As one community Forte dies, a Big new Valley asset is born


Over the past two decades, Forte on the Fifty, Youngstown State University’s annual music and fireworks celebration in Stambaugh Stadium, has evolved into a rite of summer in the Mahoning Valley.

Sadly but understandably, Forte on the Fifty has been discontinued as university officials prudently decided to mothball it over legitimate public safety concerns.

The signature event began several years before it became integrated in 1999 into the Summer Festival of the Arts, the annual arts festival on and around campus. Throughout those years, it grew from a relatively small university-focused night of mid-summer music to productions featuring national recording acts punctuated by performers from the university’s prestigious Dana School of Music.

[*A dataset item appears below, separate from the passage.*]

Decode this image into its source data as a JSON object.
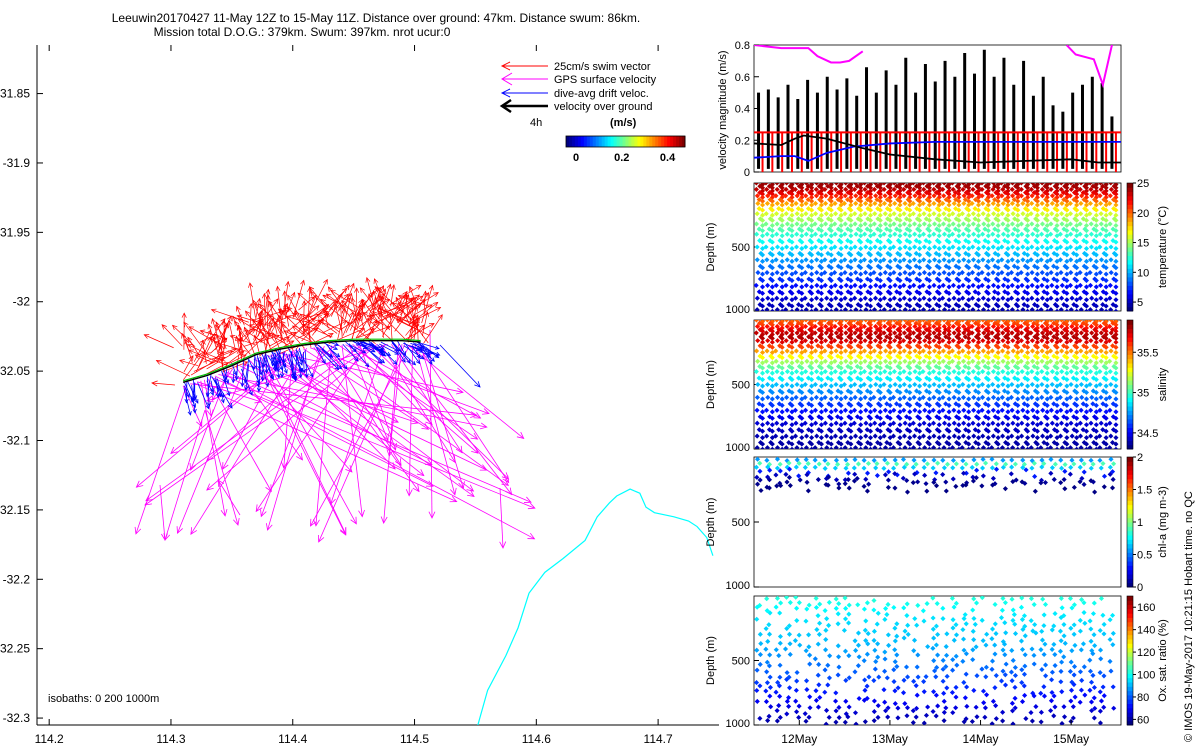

The concert — centered on the 50-yard line of the football stadium — aptly lived up to its creative name on two counts. It was a forte or asset of special value to our community. It was also forte in its loud and resonant music and most certainly in the ear-splitting boom-boom-boom of its pyrotechnics.

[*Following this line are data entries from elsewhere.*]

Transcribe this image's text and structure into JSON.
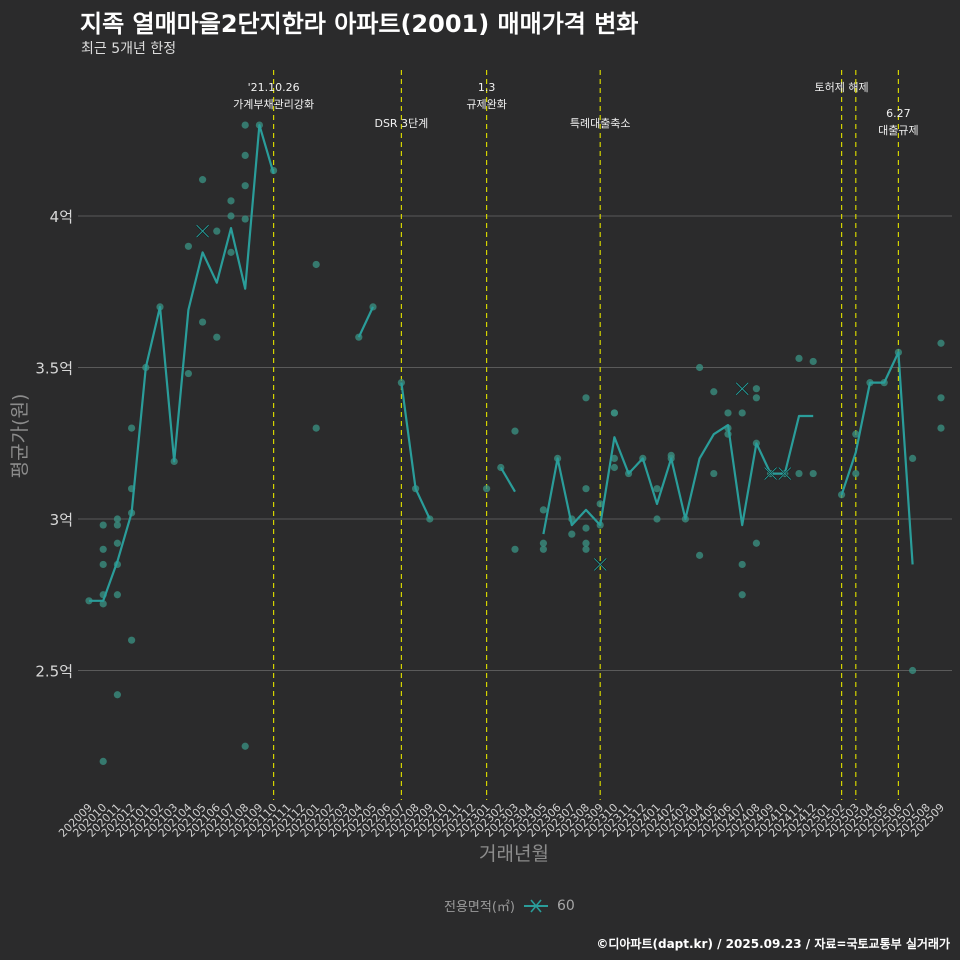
{
  "header": {
    "title": "지족 열매마을2단지한라 아파트(2001) 매매가격 변화",
    "subtitle": "최근 5개년 한정"
  },
  "footer": {
    "credit": "©디아파트(dapt.kr) / 2025.09.23 / 자료=국토교통부 실거래가"
  },
  "legend": {
    "title": "전용면적(㎡)",
    "value": "60"
  },
  "colors": {
    "background": "#2b2b2c",
    "line": "#2a9d9a",
    "point": "#3a8f82",
    "event_line": "#d4d400",
    "grid": "#5a5a5a",
    "text": "#dddddd"
  },
  "chart_data": {
    "type": "line",
    "title": "지족 열매마을2단지한라 아파트(2001) 매매가격 변화",
    "xlabel": "거래년월",
    "ylabel": "평균가(원)",
    "ylim": [
      2.1,
      4.3
    ],
    "grid": true,
    "legend_position": "bottom",
    "categories": [
      "202009",
      "202010",
      "202011",
      "202012",
      "202101",
      "202102",
      "202103",
      "202104",
      "202105",
      "202106",
      "202107",
      "202108",
      "202109",
      "202110",
      "202111",
      "202112",
      "202201",
      "202202",
      "202203",
      "202204",
      "202205",
      "202206",
      "202207",
      "202208",
      "202209",
      "202210",
      "202211",
      "202212",
      "202301",
      "202302",
      "202303",
      "202304",
      "202305",
      "202306",
      "202307",
      "202308",
      "202309",
      "202310",
      "202311",
      "202312",
      "202401",
      "202402",
      "202403",
      "202404",
      "202405",
      "202406",
      "202407",
      "202408",
      "202409",
      "202410",
      "202411",
      "202412",
      "202501",
      "202502",
      "202503",
      "202504",
      "202505",
      "202506",
      "202507",
      "202508",
      "202509"
    ],
    "y_ticks": [
      {
        "value": 2.5,
        "label": "2.5억"
      },
      {
        "value": 3.0,
        "label": "3억"
      },
      {
        "value": 3.5,
        "label": "3.5억"
      },
      {
        "value": 4.0,
        "label": "4억"
      }
    ],
    "series": [
      {
        "name": "60",
        "segments": [
          [
            [
              0,
              2.73
            ],
            [
              1,
              2.73
            ],
            [
              2,
              2.86
            ],
            [
              3,
              3.02
            ],
            [
              4,
              3.5
            ],
            [
              5,
              3.7
            ],
            [
              6,
              3.19
            ],
            [
              7,
              3.69
            ],
            [
              8,
              3.88
            ],
            [
              9,
              3.78
            ],
            [
              10,
              3.96
            ],
            [
              11,
              3.76
            ],
            [
              12,
              4.3
            ],
            [
              13,
              4.14
            ]
          ],
          [
            [
              19,
              3.6
            ],
            [
              20,
              3.7
            ]
          ],
          [
            [
              22,
              3.45
            ],
            [
              23,
              3.1
            ],
            [
              24,
              3.0
            ]
          ],
          [
            [
              29,
              3.17
            ],
            [
              30,
              3.09
            ]
          ],
          [
            [
              32,
              2.95
            ],
            [
              33,
              3.2
            ],
            [
              34,
              2.98
            ],
            [
              35,
              3.03
            ],
            [
              36,
              2.98
            ],
            [
              37,
              3.27
            ],
            [
              38,
              3.15
            ],
            [
              39,
              3.2
            ],
            [
              40,
              3.05
            ],
            [
              41,
              3.2
            ],
            [
              42,
              3.0
            ],
            [
              43,
              3.2
            ],
            [
              44,
              3.28
            ],
            [
              45,
              3.31
            ],
            [
              46,
              2.98
            ],
            [
              47,
              3.25
            ],
            [
              48,
              3.15
            ],
            [
              49,
              3.15
            ],
            [
              50,
              3.34
            ],
            [
              51,
              3.34
            ]
          ],
          [
            [
              53,
              3.08
            ],
            [
              54,
              3.22
            ],
            [
              55,
              3.45
            ],
            [
              56,
              3.45
            ],
            [
              57,
              3.55
            ],
            [
              58,
              2.85
            ]
          ]
        ]
      }
    ],
    "points": [
      [
        0,
        2.73
      ],
      [
        1,
        2.2
      ],
      [
        1,
        2.72
      ],
      [
        1,
        2.75
      ],
      [
        1,
        2.85
      ],
      [
        1,
        2.9
      ],
      [
        1,
        2.98
      ],
      [
        2,
        2.42
      ],
      [
        2,
        2.75
      ],
      [
        2,
        2.85
      ],
      [
        2,
        2.92
      ],
      [
        2,
        2.98
      ],
      [
        2,
        3.0
      ],
      [
        3,
        2.6
      ],
      [
        3,
        3.02
      ],
      [
        3,
        3.1
      ],
      [
        3,
        3.3
      ],
      [
        4,
        3.5
      ],
      [
        5,
        3.7
      ],
      [
        6,
        3.19
      ],
      [
        7,
        3.48
      ],
      [
        7,
        3.9
      ],
      [
        8,
        3.65
      ],
      [
        8,
        4.12
      ],
      [
        9,
        3.6
      ],
      [
        9,
        3.95
      ],
      [
        10,
        3.88
      ],
      [
        10,
        4.0
      ],
      [
        10,
        4.05
      ],
      [
        11,
        2.25
      ],
      [
        11,
        3.99
      ],
      [
        11,
        4.1
      ],
      [
        11,
        4.2
      ],
      [
        11,
        4.3
      ],
      [
        12,
        4.3
      ],
      [
        13,
        4.15
      ],
      [
        16,
        3.3
      ],
      [
        16,
        3.84
      ],
      [
        19,
        3.6
      ],
      [
        20,
        3.7
      ],
      [
        22,
        3.45
      ],
      [
        23,
        3.1
      ],
      [
        24,
        3.0
      ],
      [
        28,
        3.1
      ],
      [
        29,
        3.17
      ],
      [
        30,
        2.9
      ],
      [
        30,
        3.29
      ],
      [
        32,
        2.9
      ],
      [
        32,
        2.92
      ],
      [
        32,
        3.03
      ],
      [
        33,
        3.2
      ],
      [
        34,
        2.95
      ],
      [
        34,
        3.0
      ],
      [
        35,
        2.9
      ],
      [
        35,
        2.92
      ],
      [
        35,
        2.97
      ],
      [
        35,
        3.1
      ],
      [
        35,
        3.4
      ],
      [
        36,
        2.98
      ],
      [
        36,
        3.05
      ],
      [
        37,
        3.17
      ],
      [
        37,
        3.2
      ],
      [
        37,
        3.35
      ],
      [
        37,
        3.35
      ],
      [
        38,
        3.15
      ],
      [
        39,
        3.2
      ],
      [
        40,
        3.0
      ],
      [
        40,
        3.1
      ],
      [
        41,
        3.2
      ],
      [
        41,
        3.21
      ],
      [
        42,
        3.0
      ],
      [
        43,
        2.88
      ],
      [
        43,
        3.5
      ],
      [
        44,
        3.15
      ],
      [
        44,
        3.42
      ],
      [
        45,
        3.28
      ],
      [
        45,
        3.3
      ],
      [
        45,
        3.35
      ],
      [
        46,
        2.75
      ],
      [
        46,
        2.85
      ],
      [
        46,
        3.35
      ],
      [
        47,
        2.92
      ],
      [
        47,
        3.25
      ],
      [
        47,
        3.4
      ],
      [
        47,
        3.43
      ],
      [
        48,
        3.15
      ],
      [
        49,
        3.15
      ],
      [
        50,
        3.15
      ],
      [
        50,
        3.53
      ],
      [
        51,
        3.15
      ],
      [
        51,
        3.52
      ],
      [
        53,
        3.08
      ],
      [
        54,
        3.15
      ],
      [
        54,
        3.28
      ],
      [
        55,
        3.45
      ],
      [
        56,
        3.45
      ],
      [
        57,
        3.55
      ],
      [
        58,
        2.5
      ],
      [
        58,
        3.2
      ],
      [
        60,
        3.3
      ],
      [
        60,
        3.4
      ],
      [
        60,
        3.58
      ]
    ],
    "x_marks": [
      [
        8,
        3.95
      ],
      [
        36,
        2.85
      ],
      [
        46,
        3.43
      ],
      [
        48,
        3.15
      ],
      [
        49,
        3.15
      ]
    ],
    "events": [
      {
        "x": 13,
        "lines": [
          "'21.10.26",
          "가계부채관리강화"
        ],
        "row": 0
      },
      {
        "x": 22,
        "lines": [
          "DSR 3단계"
        ],
        "row": 1
      },
      {
        "x": 28,
        "lines": [
          "1.3",
          "규제완화"
        ],
        "row": 0
      },
      {
        "x": 36,
        "lines": [
          "특례대출축소"
        ],
        "row": 1
      },
      {
        "x": 53,
        "lines": [
          "토허제 해제"
        ],
        "row": 0
      },
      {
        "x": 54,
        "lines": [],
        "row": 0
      },
      {
        "x": 57,
        "lines": [
          "6.27",
          "대출규제"
        ],
        "row": 2
      }
    ]
  }
}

Time and circumstance, however, must silence those thundering bright bursts forever. As Forte on the Fifty grew, so, too, did YSU.

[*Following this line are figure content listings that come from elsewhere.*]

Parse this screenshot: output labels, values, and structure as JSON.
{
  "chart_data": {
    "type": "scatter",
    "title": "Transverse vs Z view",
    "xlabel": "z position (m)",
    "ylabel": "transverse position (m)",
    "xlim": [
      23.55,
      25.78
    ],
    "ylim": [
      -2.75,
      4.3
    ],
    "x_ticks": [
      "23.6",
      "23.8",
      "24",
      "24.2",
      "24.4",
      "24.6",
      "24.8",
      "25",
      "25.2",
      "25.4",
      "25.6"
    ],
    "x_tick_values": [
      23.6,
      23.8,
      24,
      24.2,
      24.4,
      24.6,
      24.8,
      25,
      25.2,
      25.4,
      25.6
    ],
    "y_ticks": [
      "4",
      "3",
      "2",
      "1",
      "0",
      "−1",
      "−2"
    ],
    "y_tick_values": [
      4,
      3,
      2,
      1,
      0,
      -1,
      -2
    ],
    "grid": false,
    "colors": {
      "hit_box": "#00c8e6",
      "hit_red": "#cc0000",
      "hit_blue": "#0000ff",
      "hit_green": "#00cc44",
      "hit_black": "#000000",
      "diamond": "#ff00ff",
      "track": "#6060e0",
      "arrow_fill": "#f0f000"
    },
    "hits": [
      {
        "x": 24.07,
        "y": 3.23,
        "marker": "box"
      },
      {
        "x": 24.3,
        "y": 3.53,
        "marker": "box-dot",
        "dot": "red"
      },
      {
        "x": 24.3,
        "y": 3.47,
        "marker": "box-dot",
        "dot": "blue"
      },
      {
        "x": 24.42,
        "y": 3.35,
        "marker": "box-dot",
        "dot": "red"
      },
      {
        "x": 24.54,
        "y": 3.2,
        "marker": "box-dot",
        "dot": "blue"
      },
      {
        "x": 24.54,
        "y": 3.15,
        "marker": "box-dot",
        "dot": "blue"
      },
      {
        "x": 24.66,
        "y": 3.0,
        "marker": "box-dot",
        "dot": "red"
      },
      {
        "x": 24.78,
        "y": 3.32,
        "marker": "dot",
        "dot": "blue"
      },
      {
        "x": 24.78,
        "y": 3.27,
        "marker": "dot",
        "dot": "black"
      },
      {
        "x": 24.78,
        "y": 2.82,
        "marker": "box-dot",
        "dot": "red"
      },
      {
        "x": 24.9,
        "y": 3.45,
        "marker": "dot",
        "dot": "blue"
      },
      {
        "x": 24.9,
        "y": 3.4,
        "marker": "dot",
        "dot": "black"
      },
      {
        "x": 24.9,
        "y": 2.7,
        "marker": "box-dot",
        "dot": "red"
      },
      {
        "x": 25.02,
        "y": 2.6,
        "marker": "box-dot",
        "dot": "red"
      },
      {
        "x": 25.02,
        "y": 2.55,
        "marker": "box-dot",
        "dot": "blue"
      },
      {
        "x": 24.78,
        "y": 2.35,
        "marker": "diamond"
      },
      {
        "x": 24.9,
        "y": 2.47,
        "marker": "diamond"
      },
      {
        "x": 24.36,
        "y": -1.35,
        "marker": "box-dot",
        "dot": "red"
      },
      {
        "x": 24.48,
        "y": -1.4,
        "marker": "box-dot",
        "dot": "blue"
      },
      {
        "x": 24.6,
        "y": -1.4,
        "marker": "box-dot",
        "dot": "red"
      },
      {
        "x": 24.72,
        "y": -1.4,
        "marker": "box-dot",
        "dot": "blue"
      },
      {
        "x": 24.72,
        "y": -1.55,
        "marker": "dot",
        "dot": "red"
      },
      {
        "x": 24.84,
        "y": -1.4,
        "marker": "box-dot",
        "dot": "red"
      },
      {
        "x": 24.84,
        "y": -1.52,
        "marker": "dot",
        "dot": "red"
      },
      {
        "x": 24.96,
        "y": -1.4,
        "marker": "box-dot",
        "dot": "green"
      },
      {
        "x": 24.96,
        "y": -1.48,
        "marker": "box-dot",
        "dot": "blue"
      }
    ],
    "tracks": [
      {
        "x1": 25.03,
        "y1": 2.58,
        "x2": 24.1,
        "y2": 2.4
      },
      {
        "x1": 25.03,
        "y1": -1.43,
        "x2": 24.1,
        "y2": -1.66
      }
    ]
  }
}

New buildings and new facilities began devouring what once were relatively vast open spaces. This year, construction has begun on the new Watson and Tressel Training Site on the former outdoor practice field and track east of the stadium where the fireworks show had been staged. In the interest of security for the new $10 million WATTS and those in and near it, the university had no choice but to permanently blow off the fireworks extravaganza.

Without fireworks, Forte on the Fifty would have been only a spent shell of its former self.

Do not despair

But for those who must get their fireworks fix, don’t fret. There are ample opportunities this weekend. Check out the listing inside today’s Vindicator for Independence Day events and fireworks displays throughout the region, including a major show tonight at about 9:30 in downtown Youngstown near the Covelli Centre.

And next weekend, there will be music of all styles — some of it no doubt just as loud and as vibrant as that performed at the Fortes of years past — at the 12th Annual Summer Festival of the Arts. The festival will feature more than 60 artists in a juried exhibition of paintings, drawings, sculptures, photographs, textiles and jewelry offered for sale in an artists’ marketplace, along with live performances in music, dance, theater and much more.

And if that’s not enough entertainment for you, several groups — city of Youngstown, YSU, Regional Chamber and Mahoning County Convention and Visitors Bureau — have collaborated on a series of events they call “The Biggest Weekend of the Summer” for the Valley..

In addition to the arts festival, the big weekend in and around downtown Youngstown next weekend will include The Tour of the Valley, the largest three-day cycling stage race in Ohio. And on Saturday night at the same time the Forte traditionally unfolded, the 2010 Youngstown Jazz Festival on Central Square will feature Grammy-winning performers Spyro Gyra and David Benoit.

We encourage residents from throughout the Valley to come out to any and all of the activities bundled in “The Biggest Weekend of Summer” July 10 and 11. In so doing, we can make it a new rite of summer, one that’s just as enjoyable as those fine Fortes of summers past.